Un film de July Jung.

 

 

L’affaire dont ce film se fait l’écho suscita une vague d’émotion en Corée du Sud :  il y a de quoi, en effet, sachant qu’il y est question du suicide d’une lycéenne poussée à bout par les conditions de travail auxquelles elle dut s’astreindre dans l’entreprise où elle fut embauchée comme stagiaire. Les premières scènes du film nous font pourtant découvrir Kim Sohee (Kim Si-eun), la lycéenne en question, sous les dehors d’une jeune fille énergique, aimant la danse et ayant un tempérament à ne pas se laisser marcher sur les pieds. Néanmoins, à y regarder de plus près, elle n’est pas si solide que ça : preuve en est que sa danse frénétique ne se déroule pas sans quelque chute.

Mais c’est un autre genre de chute que de se retrouver bientôt dans le monde du travail sans nullement y être préparée. Le stage que lui a trouvé son lycée, elle s’y rend avec détermination, sans se douter qu’elle entre dans ce qui équivaudra, pour elle, à une descente aux enfers. La voilà donc embauchée dans une entreprise au nom sinistrement ironique (« Human & Net »), entreprise de télécommunication et d’internet où son rôle, identique à celui d’un grand nombre d’autres employées, consiste à répondre aux abonnés, en particulier à ceux qui veulent résilier leur abonnement, dans le but d’user de tous les moyens de persuasion possibles pour les faire changer d’avis. Concrètement, ce travail est une atrocité à tout point de vue. Sous-payé, soumis au régime de la rentabilité tout comme de la compétitivité, il consiste, le plus souvent, à supporter la mauvaise humeur, voire les insultes et les noms d’oiseaux proférés par des clients mécontents sans jamais se laisser démonter.

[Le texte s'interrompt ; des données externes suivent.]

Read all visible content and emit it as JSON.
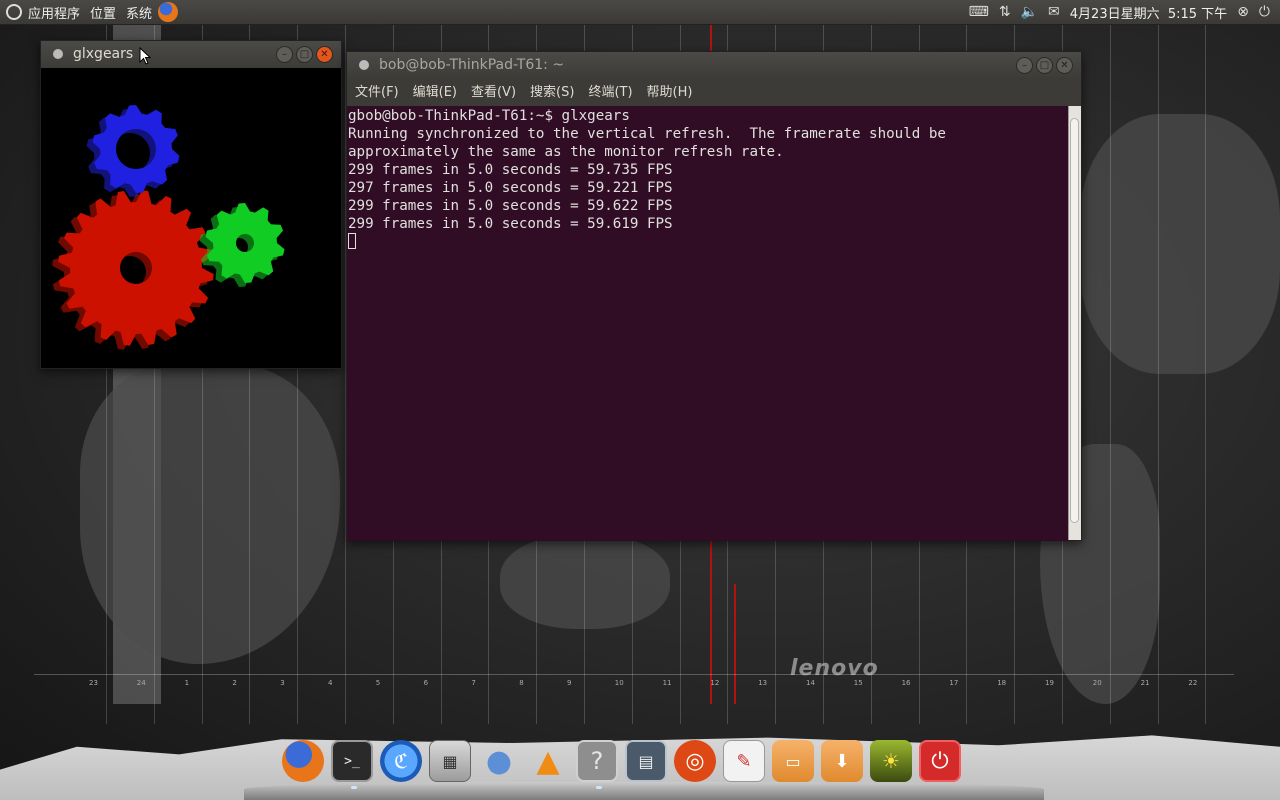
{
  "top_panel": {
    "menus": [
      "应用程序",
      "位置",
      "系统"
    ],
    "clock": "4月23日星期六  5:15 下午",
    "tray_icons": [
      "keyboard-icon",
      "network-icon",
      "volume-icon",
      "mail-icon",
      "user-icon",
      "power-icon"
    ]
  },
  "glxgears_window": {
    "title": "glxgears",
    "gear_colors": {
      "big": "#cc1100",
      "blue": "#2020e0",
      "green": "#11cc22"
    }
  },
  "terminal_window": {
    "title": "bob@bob-ThinkPad-T61: ~",
    "menus": [
      "文件(F)",
      "编辑(E)",
      "查看(V)",
      "搜索(S)",
      "终端(T)",
      "帮助(H)"
    ],
    "lines": [
      "gbob@bob-ThinkPad-T61:~$ glxgears",
      "Running synchronized to the vertical refresh.  The framerate should be",
      "approximately the same as the monitor refresh rate.",
      "299 frames in 5.0 seconds = 59.735 FPS",
      "297 frames in 5.0 seconds = 59.221 FPS",
      "299 frames in 5.0 seconds = 59.622 FPS",
      "299 frames in 5.0 seconds = 59.619 FPS"
    ],
    "background": "#300a24"
  },
  "wallpaper": {
    "brand": "lenovo",
    "timezone_ticks": [
      "23",
      "24",
      "1",
      "2",
      "3",
      "4",
      "5",
      "6",
      "7",
      "8",
      "9",
      "10",
      "11",
      "12",
      "13",
      "14",
      "15",
      "16",
      "17",
      "18",
      "19",
      "20",
      "21",
      "22"
    ]
  },
  "dock": {
    "items": [
      {
        "name": "firefox",
        "icon": "firefox-icon"
      },
      {
        "name": "terminal",
        "icon": "terminal-icon"
      },
      {
        "name": "thunderbird",
        "icon": "thunderbird-icon"
      },
      {
        "name": "calculator",
        "icon": "calculator-icon"
      },
      {
        "name": "pidgin",
        "icon": "pidgin-icon"
      },
      {
        "name": "vlc",
        "icon": "vlc-icon"
      },
      {
        "name": "help",
        "icon": "help-icon"
      },
      {
        "name": "file-viewer",
        "icon": "document-viewer-icon"
      },
      {
        "name": "ubuntu-software",
        "icon": "ubuntu-icon"
      },
      {
        "name": "text-editor",
        "icon": "text-editor-icon"
      },
      {
        "name": "home-folder",
        "icon": "folder-icon"
      },
      {
        "name": "downloads-folder",
        "icon": "downloads-folder-icon"
      },
      {
        "name": "photos",
        "icon": "photos-icon"
      },
      {
        "name": "shutdown",
        "icon": "shutdown-icon"
      }
    ]
  }
}
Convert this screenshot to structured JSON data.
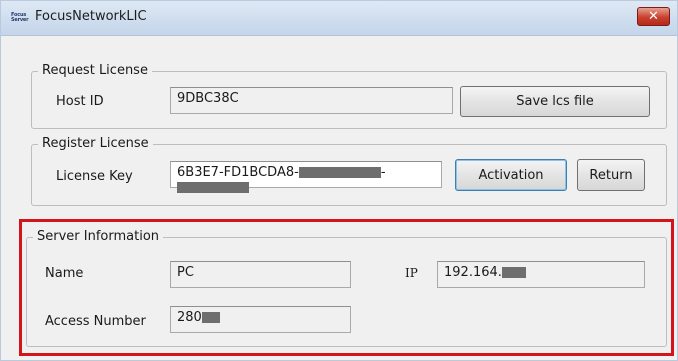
{
  "window": {
    "title": "FocusNetworkLIC",
    "app_icon_line1": "Focus",
    "app_icon_line2": "Server",
    "close_symbol": "✕"
  },
  "request_license": {
    "legend": "Request License",
    "host_id_label": "Host ID",
    "host_id_value": "9DBC38C",
    "save_button_label": "Save lcs file"
  },
  "register_license": {
    "legend": "Register License",
    "license_key_label": "License Key",
    "license_key_part1": "6B3E7-FD1BCDA8-",
    "license_key_separator": "-",
    "activation_button_label": "Activation",
    "return_button_label": "Return"
  },
  "server_information": {
    "legend": "Server Information",
    "name_label": "Name",
    "name_value": "PC",
    "ip_label": "IP",
    "ip_value": "192.164.",
    "access_number_label": "Access Number",
    "access_number_value": "280"
  },
  "colors": {
    "highlight_border": "#d4141b",
    "close_button": "#c9402e",
    "window_background": "#f0f0f0"
  }
}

Et gare à celle qui montre des signes de faiblesse ou, pire encore, finit par accorder à l’interlocuteur ce qu’il demande ! Dans ces cas-là, les réprimandes et les sanctions ne tardent pas. Il y a là un manager chargé de veiller au bon déroulement des opérations. Mais un manager qui, lui-même, n’en pouvant plus des contraintes d’un tel travail, se suicide dans sa voiture… pour être aussitôt remplacé par une femme bien plus inflexible que lui !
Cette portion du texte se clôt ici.